A glance at Hackage indicates that serialization packages already exist for various formats, including binary data, JSON, YAML, and XML, though I've not used any of them so I can't personally attest to how well they work. Here's a non-exhaustive list to get you started:
binary: Performance-oriented serialization to lazy ByteStrings
cereal: Similar to binary, but a slightly different interface and uses strict ByteStrings
genericserialize: Serialization via built-in metaprogramming, output format is extensible, includes R5RS sexp output.
json: Lightweight serialization of JSON data
RJson: Serialization to JSON via built-in metaprogramming
hexpat-pickle: Combinators for serialization to XML, using the "hexpat" package
regular-xmlpickler: Serialization to XML of recursive data structures using the "regular" package
The only other problem is that, inevitably, not all types will be serializable--if nothing else, I suspect you're going to have a hard time serializing polymorphic types, existential types, and functions.
For what it's worth, I think the pre-processor solution found in OCaml (as exemplified by sexplib, binprot and json-wheel among others) is pretty great (and I think people do very similar things with Template Haskell). It's far more efficient than reflection, and can also be tuned to individual types in a natural way. If you don't like the auto-generated serializer for a given type foo, you can always just write your own, and it fits beautifully into the auto-generated serializers for types that include foo as a component.
The only downside is that you need to learn camlp4 to write one of these for yourself. But using them is quite easy, once you get your build-system set up to use the preprocessor. It's as simple as adding with sexp to the end of a type definition:
type t = { foo: int; bar: float }
with sexp
and now you have your serializer.
You wanted
to do lot of boring work to turn a data type in haskell into JSON/XML/DB Row object and back again into a data object.
There are many ways to serialize and unserialize data types in Haskell. You can use for example,
Data.Binary
Text.JSON
as well as other common formants (protocol buffers, thrift, xml)
Each package often/usually comes with a macro or deriving mechanism to allow you to e.g. derive JSON. For Data.Binary for example, see this previous answer: Erlang's term_to_binary in Haskell?

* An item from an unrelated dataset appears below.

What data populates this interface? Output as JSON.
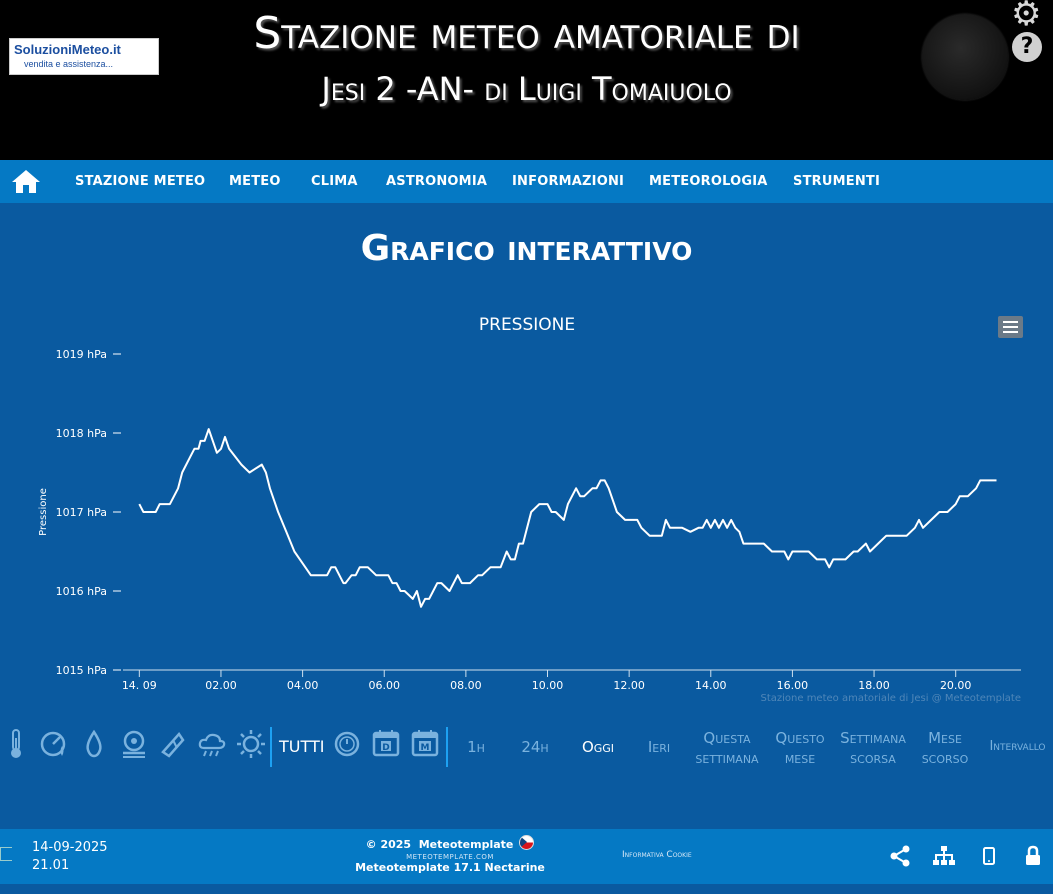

The general answer is: we have many great packages for serialization in Haskell, and we tend to use the existing class 'deriving' infrastructure (with either generics or template Haskell macros to do the actual deriving).
My understanding is that the simplest way to serialize and deserialize in Haskell is to derive from Read and Show. This is simple and isn't fullfilling your requirements.
However there are HXT and Text.JSON which seem to provide what you need.
The usual approach is to employ Data.Binary. This provides the basic serialisation capability. Binary instances for data types are easy to write and can easily be built out of smaller units.
If you want to generate the instances automatically then you can use Template Haskell. I don't know of any package to do this, but I wouldn't be surprised if one already exists.